The biennial event recognizes the top five urban innovation projects from around the world. It aims to facilitate the exchange of urban innovation experiences, learning from successful cases, and advocating scientific ideas to drive sustainable development.
"The Guangzhou International Award for Urban Innovation has made a very positive impact," said Parks Tau, president of United Cities and Local Governments, a co-organizer of the event.
"The whole world is experimenting with innovative projects on sustainable development," Tau said. "We need to learn from each other, to copy, promote and share new concepts."
Cecil Steward, an established architect who has served as a panel member for two Guangzhou awards, has witnessed the changes in the host city over the past four years.
After the event, he spoke highly of the progress Guangzhou has made and said the awards have become a globally recognized and appreciated program.
"The creation of this program is not only special for the Chinese community. It is also a leading project in global collaboration. It promotes living sustainably and collaboratively with each other," he said.
Yossi Vardi, co-chairman of Israel-based Digital-Life-Design, said: "Guangzhou has seized the opportunity for regional development and boosted innovation. It has shown its great potential and bright future.
"The Guangzhou International Award for Urban Innovation has set a good example of how to tackle the challenges that cities face while developing."
Selected from 301 innovation projects submitted by 171 cities, the winners of this year's awards were recognized for their excellence in sustainable urban development.
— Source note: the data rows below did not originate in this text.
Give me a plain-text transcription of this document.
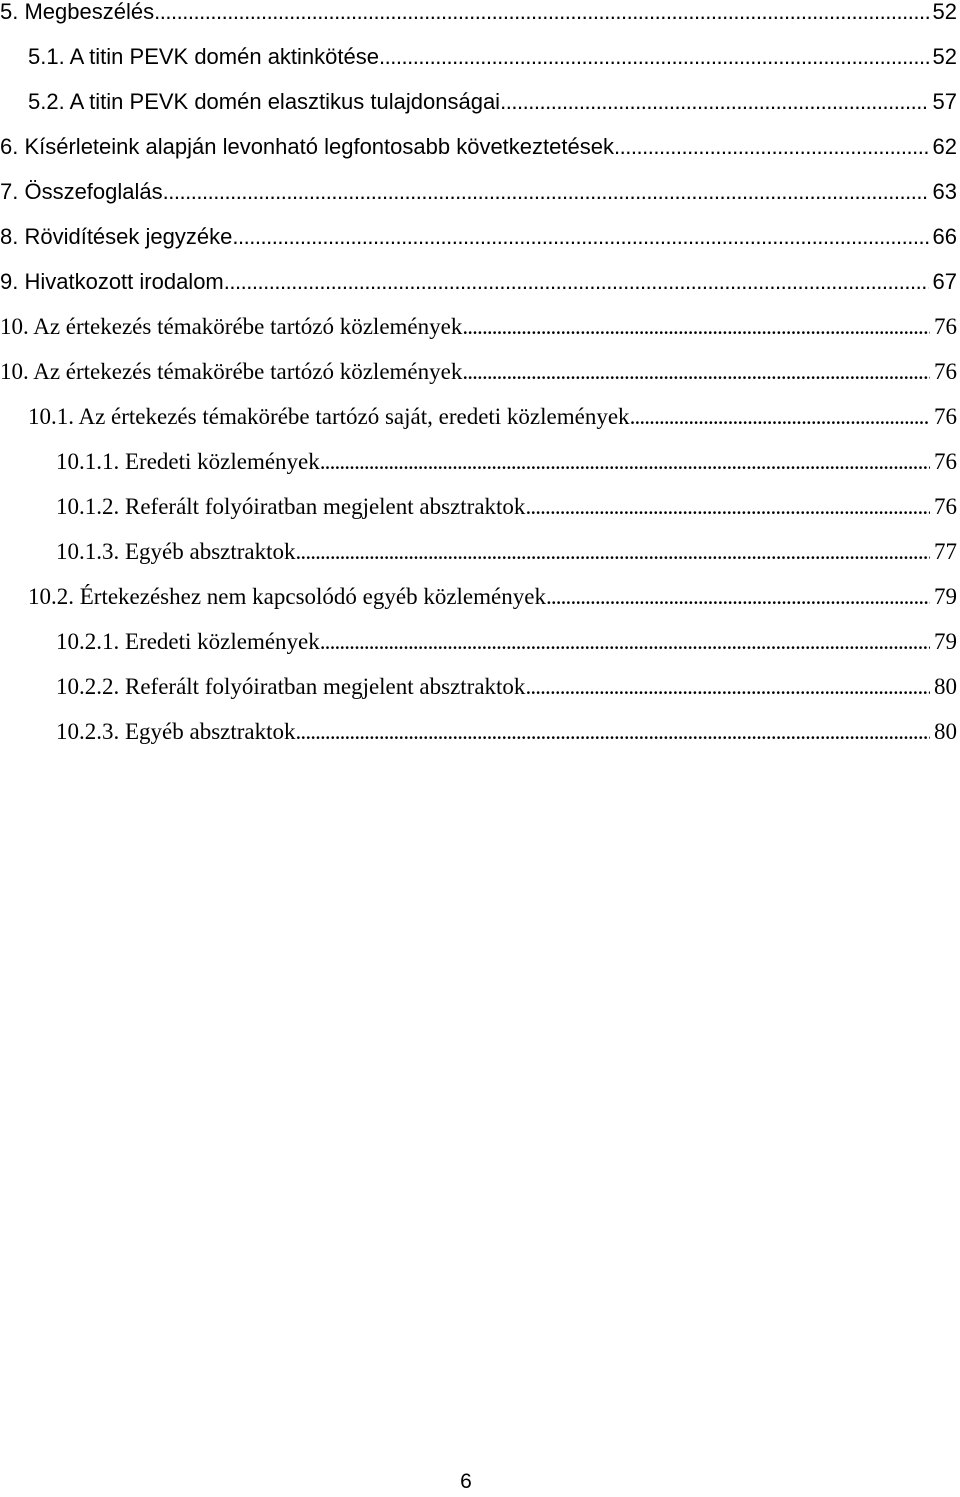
5. Megbeszélés . . .	52
5.1. A titin PEVK domén aktinkötése . . .	52
5.2. A titin PEVK domén elasztikus tulajdonságai . . .	57
6. Kísérleteink alapján levonható legfontosabb következtetések . . .	62
7. Összefoglalás . . .	63
8. Rövidítések jegyzéke . . .	66
9. Hivatkozott irodalom . . .	67
10. Az értekezés témakörébe tartózó közlemények . . .	76
10. Az értekezés témakörébe tartózó közlemények . . .	76
10.1. Az értekezés témakörébe tartózó saját, eredeti közlemények . . .	76
10.1.1. Eredeti közlemények . . .	76
10.1.2. Referált folyóiratban megjelent absztraktok . . .	76
10.1.3. Egyéb absztraktok . . .	77
10.2. Értekezéshez nem kapcsolódó egyéb közlemények . . .	79
10.2.1. Eredeti közlemények . . .	79
10.2.2. Referált folyóiratban megjelent absztraktok . . .	80
10.2.3. Egyéb absztraktok . . .	80
6
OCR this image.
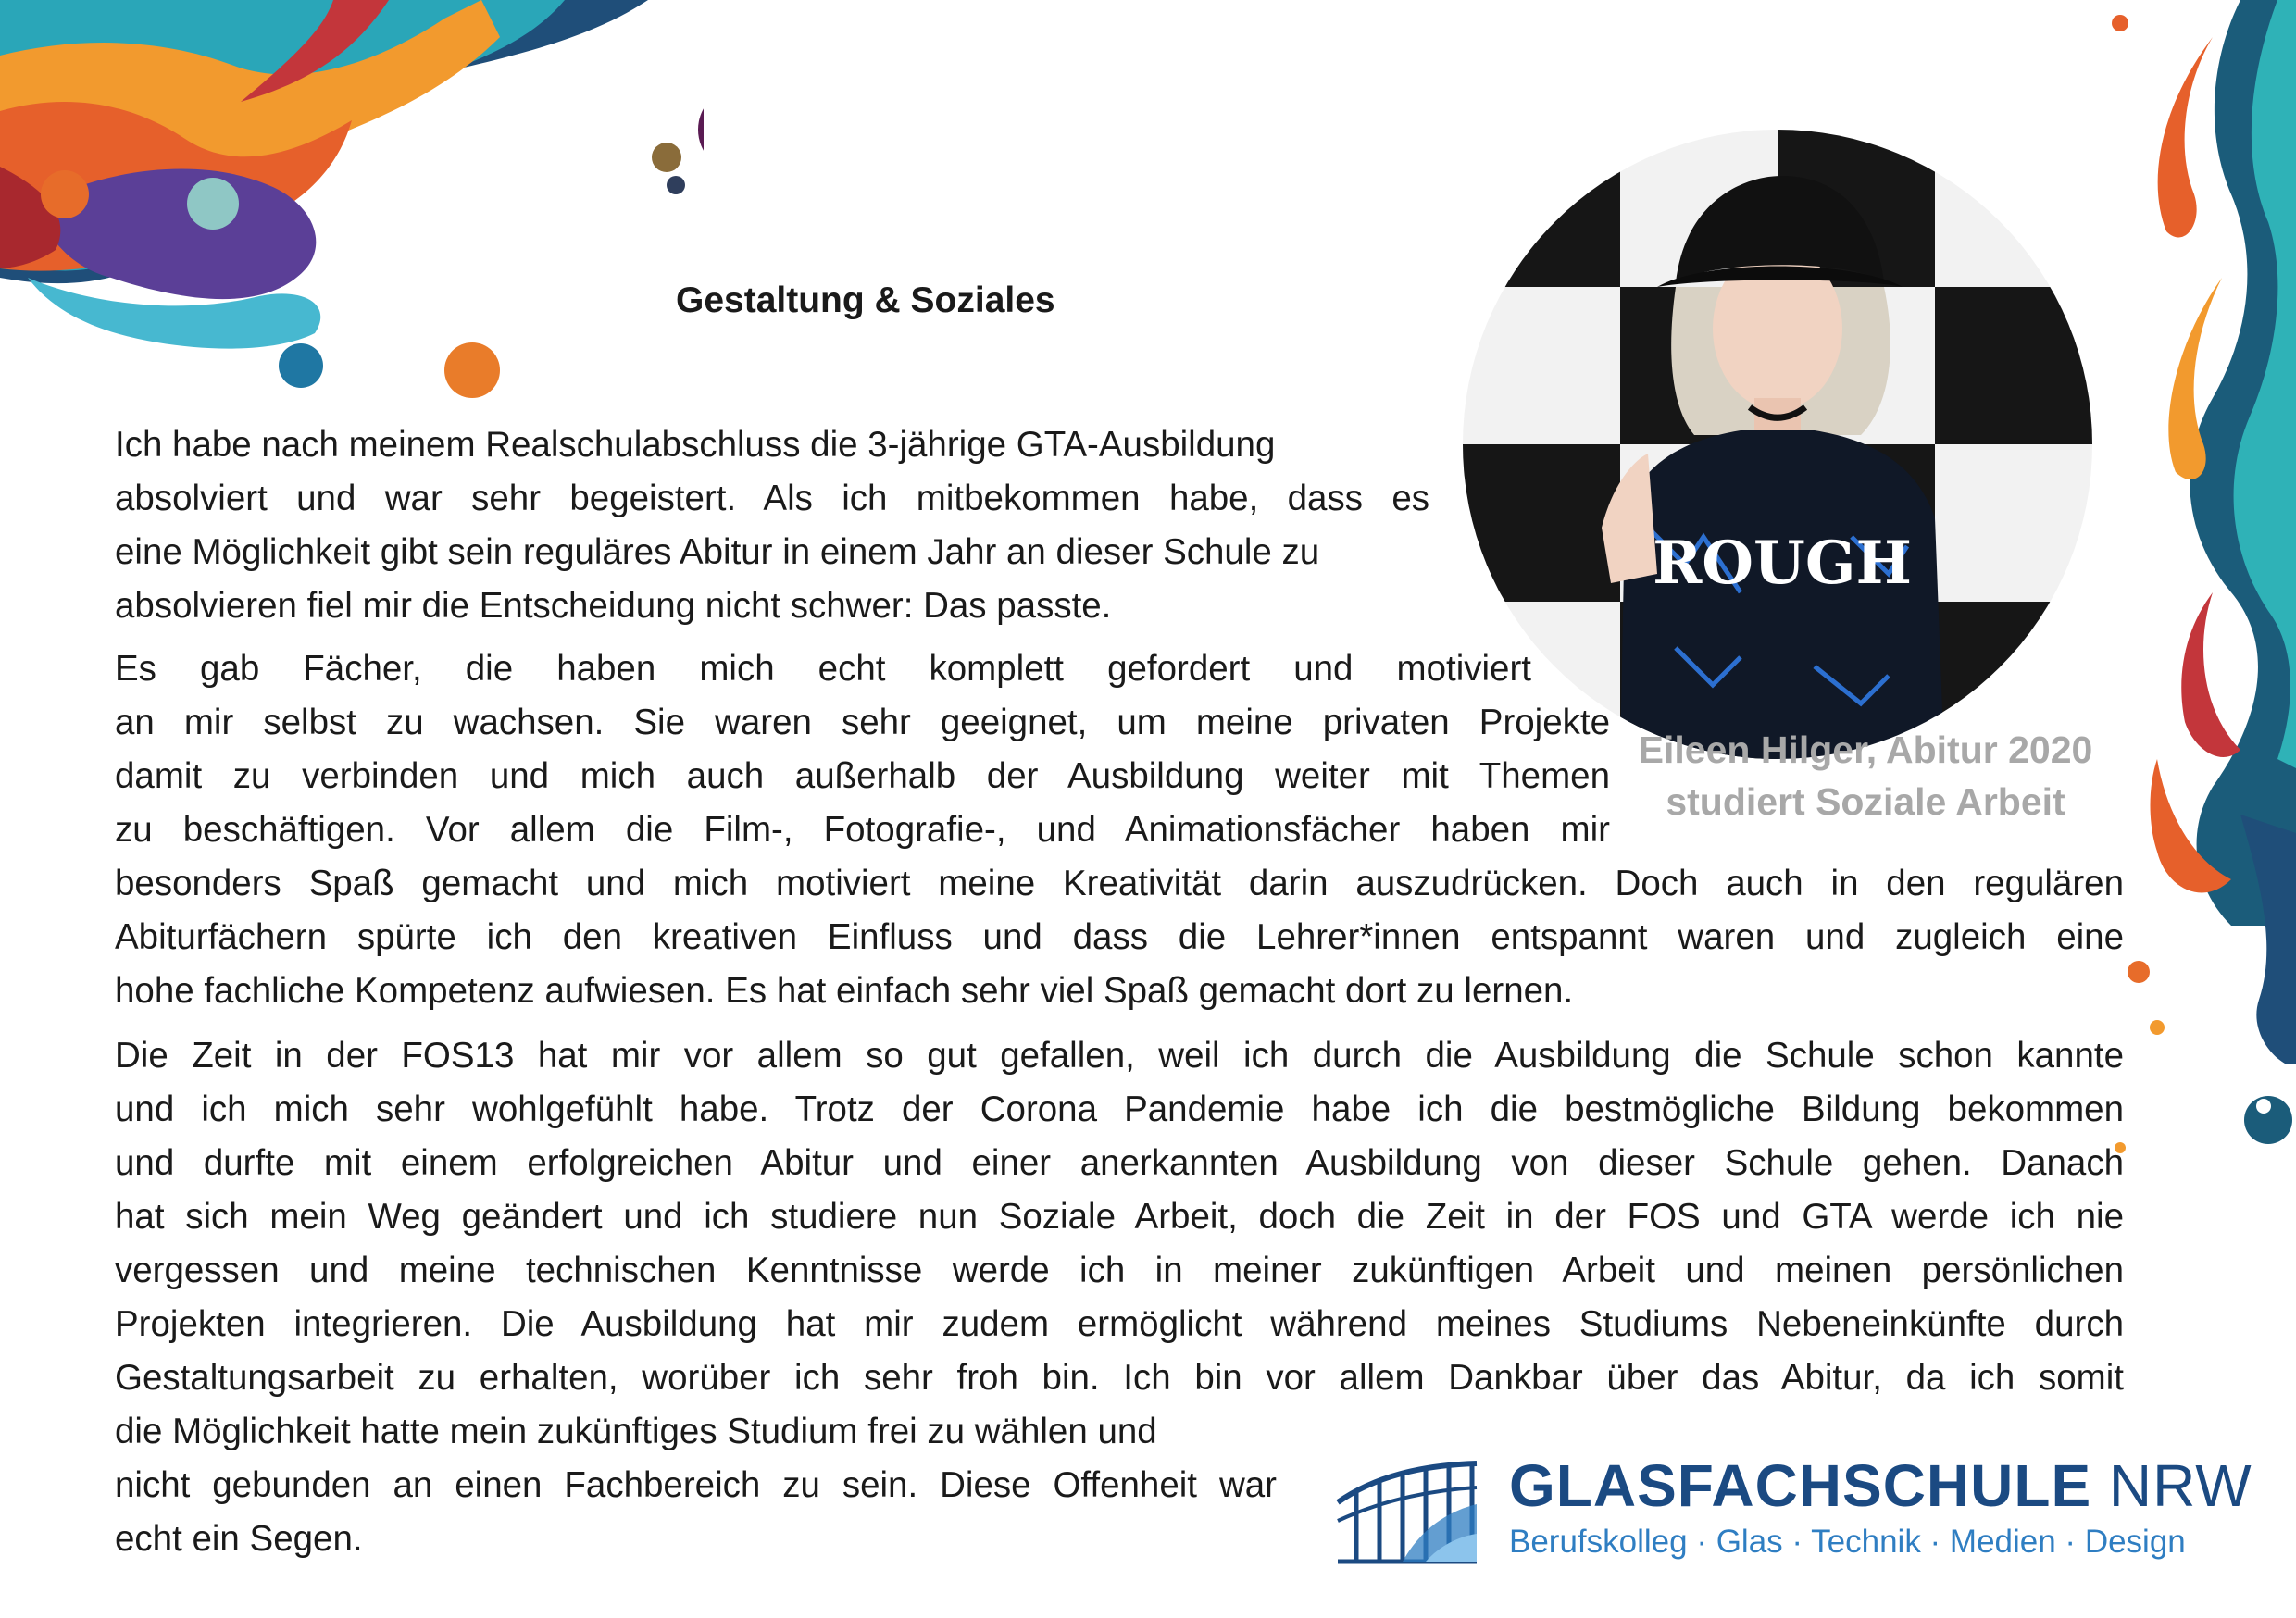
Gestaltung & Soziales
Ich habe nach meinem Realschulabschluss die 3-jährige GTA-Ausbildung
absolviert und war sehr begeistert. Als ich mitbekommen habe, dass es
eine Möglichkeit gibt sein reguläres Abitur in einem Jahr an dieser Schule zu
absolvieren fiel mir die Entscheidung nicht schwer: Das passte.
Es gab Fächer, die haben mich echt komplett gefordert und motiviert
an mir selbst zu wachsen. Sie waren sehr geeignet, um meine privaten Projekte
damit zu verbinden und mich auch außerhalb der Ausbildung weiter mit Themen
zu beschäftigen. Vor allem die Film-, Fotografie-, und Animationsfächer haben mir
besonders Spaß gemacht und mich motiviert meine Kreativität darin auszudrücken. Doch auch in den regulären
Abiturfächern spürte ich den kreativen Einfluss und dass die Lehrer*innen entspannt waren und zugleich eine
hohe fachliche Kompetenz aufwiesen. Es hat einfach sehr viel Spaß gemacht dort zu lernen.
Die Zeit in der FOS13 hat mir vor allem so gut gefallen, weil ich durch die Ausbildung die Schule schon kannte
und ich mich sehr wohlgefühlt habe. Trotz der Corona Pandemie habe ich die bestmögliche Bildung bekommen
und durfte mit einem erfolgreichen Abitur und einer anerkannten Ausbildung von dieser Schule gehen. Danach
hat sich mein Weg geändert und ich studiere nun Soziale Arbeit, doch die Zeit in der FOS und GTA werde ich nie
vergessen und meine technischen Kenntnisse werde ich in meiner zukünftigen Arbeit und meinen persönlichen
Projekten integrieren. Die Ausbildung hat mir zudem ermöglicht während meines Studiums Nebeneinkünfte durch
Gestaltungsarbeit zu erhalten, worüber ich sehr froh bin. Ich bin vor allem Dankbar über das Abitur, da ich somit
die Möglichkeit hatte mein zukünftiges Studium frei zu wählen und
nicht gebunden an einen Fachbereich zu sein. Diese Offenheit war
echt ein Segen.
ROUGH
Eileen Hilger, Abitur 2020
studiert Soziale Arbeit
GLASFACHSCHULE NRW
Berufskolleg · Glas · Technik · Medien · Design
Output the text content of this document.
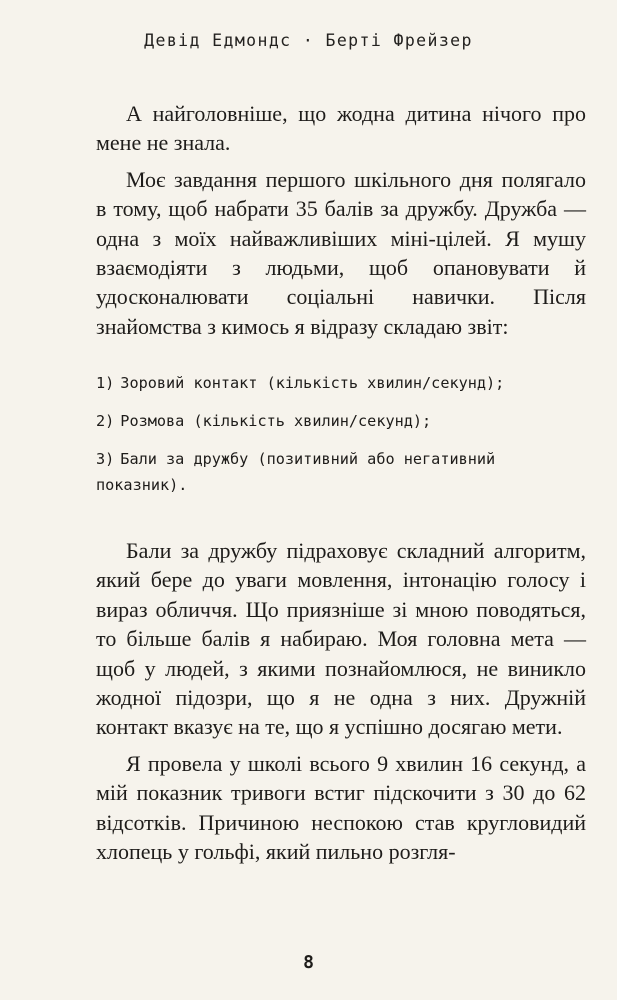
Девід Едмондс · Берті Фрейзер

А найголовніше, що жодна дитина нічого про мене не знала.

Моє завдання першого шкільного дня полягало в тому, щоб набрати 35 балів за дружбу. Дружба — одна з моїх найважливіших міні-цілей. Я мушу взаємодіяти з людьми, щоб опановувати й удосконалювати соціальні навички. Після знайомства з кимось я відразу складаю звіт:

1) Зоровий контакт (кількість хвилин/секунд);
2) Розмова (кількість хвилин/секунд);
3) Бали за дружбу (позитивний або негативний показник).

Бали за дружбу підраховує складний алгоритм, який бере до уваги мовлення, інтонацію голосу і вираз обличчя. Що приязніше зі мною поводяться, то більше балів я набираю. Моя головна мета — щоб у людей, з якими познайомлюся, не виникло жодної підозри, що я не одна з них. Дружній контакт вказує на те, що я успішно досягаю мети.

Я провела у школі всього 9 хвилин 16 секунд, а мій показник тривоги встиг підскочити з 30 до 62 відсотків. Причиною неспокою став кругловидий хлопець у гольфі, який пильно розгля-

8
They included: Songpa-gu in South Korea, Qalyubia in Egypt, Copenhagen in Denmark, Boston in the United States and La Paz in Bolivia.
The event is expected to enhance the communication between cities and countries, set examples for local governments and to seek solutions to global challenges such as climate change, poverty and gender inequality.
"After 16 years as a city mayor in Germany, I know it is not easy to convince the city council that a project makes sense," said Beate Weber-Schuerholz, former mayor of Heidelberg.
"You learn by answering questions, getting replies and hearing details from others," Schuerholz said. "In the past, people thought the national government could change things, but now we realize it is communication between national and local governments that makes changes."
The awards also shed light on the future development of Guangzhou and enhanced the partnerships between China and other countries, local officials said.
"Innovation is an essential force driving the city to a higher level," said He Zhongyou, deputy governor of Guangdong.
"This event has brought the wisdom of the world together and it will help our province to better implement the innovation-driven development strategy and make Guangdong an innovation hub in China," He said.
Ma Peihua, vice-chairman of the Chinese People's Political Consultative Conference, also highlighted the profound influence of the event.
"The awards will encourage countries to learn from each other and overcome their individual weaknesses," Ma said.
"I believe this event will help cities in China to work more closely with other countries and intensify cooperation."